The main idea is to replace the document retrieval step in the traditional retrieve-then-read pipeline with a document generation step using large language models (LLMs). The authors demonstrate that this approach can achieve state-of-the-art performance on various benchmarks without relying on any external knowledge sources.
Motivation
Knowledge-intensive tasks require access to a large amount of world or domain knowledge.
Traditional retrieve-then-read pipelines suffer from limitations such as noisy and irrelevant information in retrieved documents, shallow interactions between questions and documents, and the need for computationally expensive document indexing and retrieval.
Proposed Method: GENREAD
GENREAD prompts an LLM to generate contextual documents based on a given query, then reads the generated documents to predict the final answer.

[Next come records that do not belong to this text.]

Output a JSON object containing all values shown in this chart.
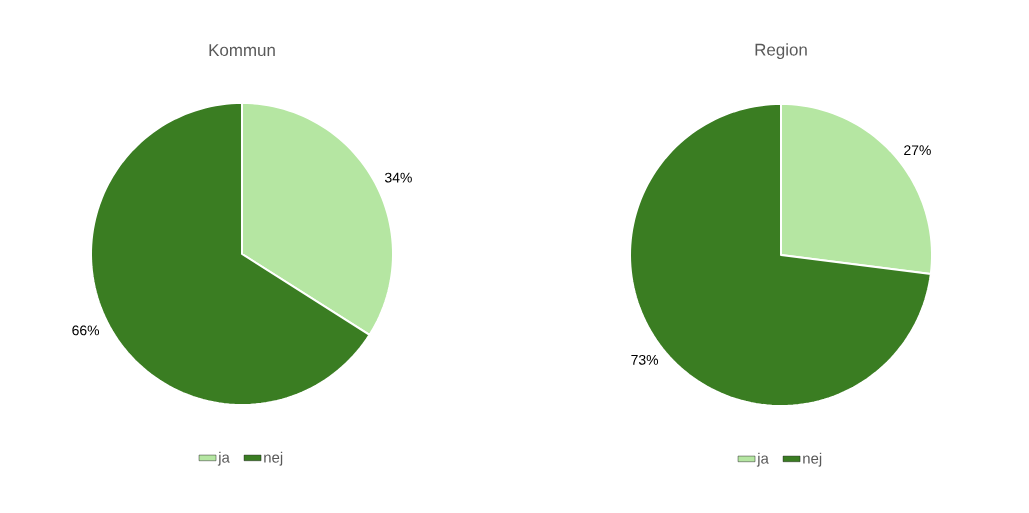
{
  "chart_data": [
    {
      "type": "pie",
      "title": "Kommun",
      "categories": [
        "ja",
        "nej"
      ],
      "values": [
        34,
        66
      ],
      "value_labels": [
        "34%",
        "66%"
      ],
      "colors": [
        "#b5e6a2",
        "#3a7d22"
      ],
      "legend": "bottom"
    },
    {
      "type": "pie",
      "title": "Region",
      "categories": [
        "ja",
        "nej"
      ],
      "values": [
        27,
        73
      ],
      "value_labels": [
        "27%",
        "73%"
      ],
      "colors": [
        "#b5e6a2",
        "#3a7d22"
      ],
      "legend": "bottom"
    }
  ]
}
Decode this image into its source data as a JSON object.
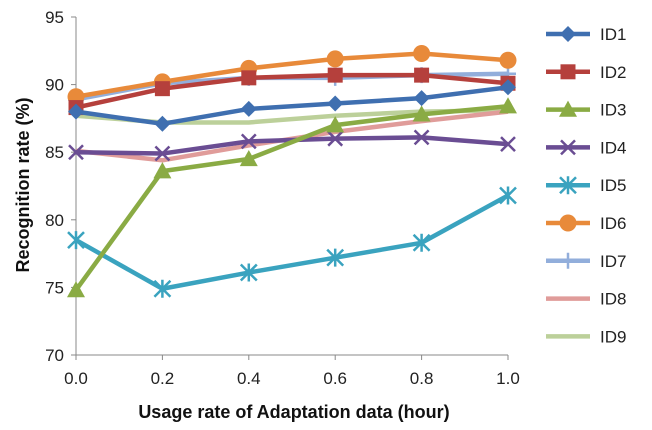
{
  "chart_data": {
    "type": "line",
    "title": "",
    "xlabel": "Usage rate of Adaptation data (hour)",
    "ylabel": "Recognition rate (%)",
    "x": [
      0.0,
      0.2,
      0.4,
      0.6,
      0.8,
      1.0
    ],
    "x_tick_labels": [
      "0.0",
      "0.2",
      "0.4",
      "0.6",
      "0.8",
      "1.0"
    ],
    "xlim": [
      0.0,
      1.0
    ],
    "ylim": [
      70,
      95
    ],
    "y_ticks": [
      70,
      75,
      80,
      85,
      90,
      95
    ],
    "grid": false,
    "legend_position": "right",
    "series": [
      {
        "name": "ID1",
        "color": "#3f6fb0",
        "marker": "diamond",
        "values": [
          88.0,
          87.1,
          88.2,
          88.6,
          89.0,
          89.8
        ]
      },
      {
        "name": "ID2",
        "color": "#b5403c",
        "marker": "square",
        "values": [
          88.3,
          89.7,
          90.5,
          90.7,
          90.7,
          90.1
        ]
      },
      {
        "name": "ID3",
        "color": "#8aab44",
        "marker": "triangle",
        "values": [
          74.8,
          83.6,
          84.5,
          87.0,
          87.8,
          88.4
        ]
      },
      {
        "name": "ID4",
        "color": "#6a4d93",
        "marker": "x",
        "values": [
          85.0,
          84.9,
          85.8,
          86.0,
          86.1,
          85.6
        ]
      },
      {
        "name": "ID5",
        "color": "#3aa3bf",
        "marker": "asterisk",
        "values": [
          78.5,
          74.9,
          76.1,
          77.2,
          78.3,
          81.8
        ]
      },
      {
        "name": "ID6",
        "color": "#e88a3a",
        "marker": "circle",
        "values": [
          89.1,
          90.2,
          91.2,
          91.9,
          92.3,
          91.8
        ]
      },
      {
        "name": "ID7",
        "color": "#92aedb",
        "marker": "plus",
        "values": [
          88.9,
          90.1,
          90.5,
          90.5,
          90.7,
          90.8
        ]
      },
      {
        "name": "ID8",
        "color": "#e09c9a",
        "marker": "none",
        "values": [
          85.1,
          84.4,
          85.5,
          86.5,
          87.3,
          88.0
        ]
      },
      {
        "name": "ID9",
        "color": "#bcd09a",
        "marker": "none",
        "values": [
          87.7,
          87.2,
          87.2,
          87.7,
          88.0,
          88.1
        ]
      }
    ]
  }
}
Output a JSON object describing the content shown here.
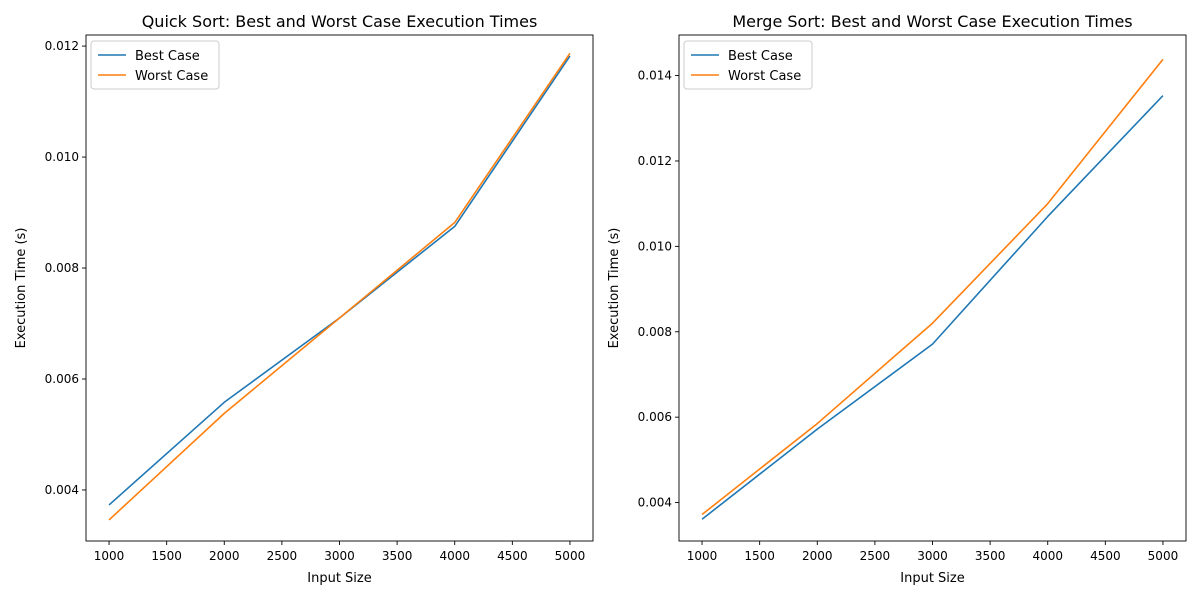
{
  "colors": {
    "best": "#1f77b4",
    "worst": "#ff7f0e"
  },
  "chart_data": [
    {
      "type": "line",
      "title": "Quick Sort: Best and Worst Case Execution Times",
      "xlabel": "Input Size",
      "ylabel": "Execution Time (s)",
      "xlim": [
        800,
        5200
      ],
      "ylim": [
        0.00308,
        0.0122
      ],
      "xticks": [
        1000,
        1500,
        2000,
        2500,
        3000,
        3500,
        4000,
        4500,
        5000
      ],
      "xtick_labels": [
        "1000",
        "1500",
        "2000",
        "2500",
        "3000",
        "3500",
        "4000",
        "4500",
        "5000"
      ],
      "yticks": [
        0.004,
        0.006,
        0.008,
        0.01,
        0.012
      ],
      "ytick_labels": [
        "0.004",
        "0.006",
        "0.008",
        "0.010",
        "0.012"
      ],
      "legend": "upper-left",
      "grid": false,
      "x": [
        1000,
        2000,
        3000,
        4000,
        5000
      ],
      "series": [
        {
          "name": "Best Case",
          "color": "#1f77b4",
          "values": [
            0.00373,
            0.00558,
            0.0071,
            0.00875,
            0.01182
          ]
        },
        {
          "name": "Worst Case",
          "color": "#ff7f0e",
          "values": [
            0.00346,
            0.00538,
            0.0071,
            0.00882,
            0.01187
          ]
        }
      ]
    },
    {
      "type": "line",
      "title": "Merge Sort: Best and Worst Case Execution Times",
      "xlabel": "Input Size",
      "ylabel": "Execution Time (s)",
      "xlim": [
        800,
        5200
      ],
      "ylim": [
        0.0031,
        0.01495
      ],
      "xticks": [
        1000,
        1500,
        2000,
        2500,
        3000,
        3500,
        4000,
        4500,
        5000
      ],
      "xtick_labels": [
        "1000",
        "1500",
        "2000",
        "2500",
        "3000",
        "3500",
        "4000",
        "4500",
        "5000"
      ],
      "yticks": [
        0.004,
        0.006,
        0.008,
        0.01,
        0.012,
        0.014
      ],
      "ytick_labels": [
        "0.004",
        "0.006",
        "0.008",
        "0.010",
        "0.012",
        "0.014"
      ],
      "legend": "upper-left",
      "grid": false,
      "x": [
        1000,
        2000,
        3000,
        4000,
        5000
      ],
      "series": [
        {
          "name": "Best Case",
          "color": "#1f77b4",
          "values": [
            0.00361,
            0.00572,
            0.00771,
            0.0107,
            0.01353
          ]
        },
        {
          "name": "Worst Case",
          "color": "#ff7f0e",
          "values": [
            0.00372,
            0.00585,
            0.0082,
            0.011,
            0.01438
          ]
        }
      ]
    }
  ]
}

The reader can be either a large model (e.g., InstructGPT) used in a zero-shot setting or a small model (e.g., FiD) fine-tuned on the training split of the target dataset.
The authors propose a novel clustering-based prompting method to generate diverse documents covering different perspectives, leading to better recall over acceptable answers.
Experiments and Results
Zero-shot setting: GENREAD with InstructGPT significantly outperforms the original InstructGPT and achieves new state-of-the-art performance on three open-domain QA benchmarks without using any external documents.
Supervised setting: GENREAD with FiD reader achieves better performance than baseline methods on TriviaQA and WebQ, and comparable performance on fact-checking and open-domain dialogue system tasks.
Combining generated documents with retrieved documents further improves the performance, demonstrating their complementarity.
Analysis and Observations
Generated documents contain the correct answer more often than the top retrieved documents, leading to improved QA performance.
Clustering-based prompting method effectively increases the knowledge coverage of generated documents.
Readability analysis shows that generated documents are easier to read and understand compared to retrieved documents when both contain the correct answer.
Limitations and Future Work
The approach relies on LLMs to contain all the knowledge, making it challenging to update knowledge state and adapt to new domains without retraining.
Generated documents might suffer from hallucination errors, resulting in incorrect predictions.
Addressing potential bias and harm that may result from using generated contextual documents is an important direction for future research.
Significance and Impact
The paper introduces a novel perspective on solving knowledge-intensive tasks by leveraging the knowledge stored in LLMs to generate contextual documents instead of retrieving them from external sources.
This approach has the potential to improve the performance and efficiency of various NLP applications, such as open-domain question answering, fact-checking, and dialogue systems.
The proposed GENREAD method demonstrates the effectiveness of using LLMs as strong context generators, opening up new possibilities for developing more advanced and scalable NLP systems.
The clustering-based prompting method introduced in the paper also provides a valuable technique for generating diverse and informative contextual documents.
However, the authors acknowledge the limitations of their approach, such as the difficulty in updating knowledge and adapting to new domains without retraining the LLMs.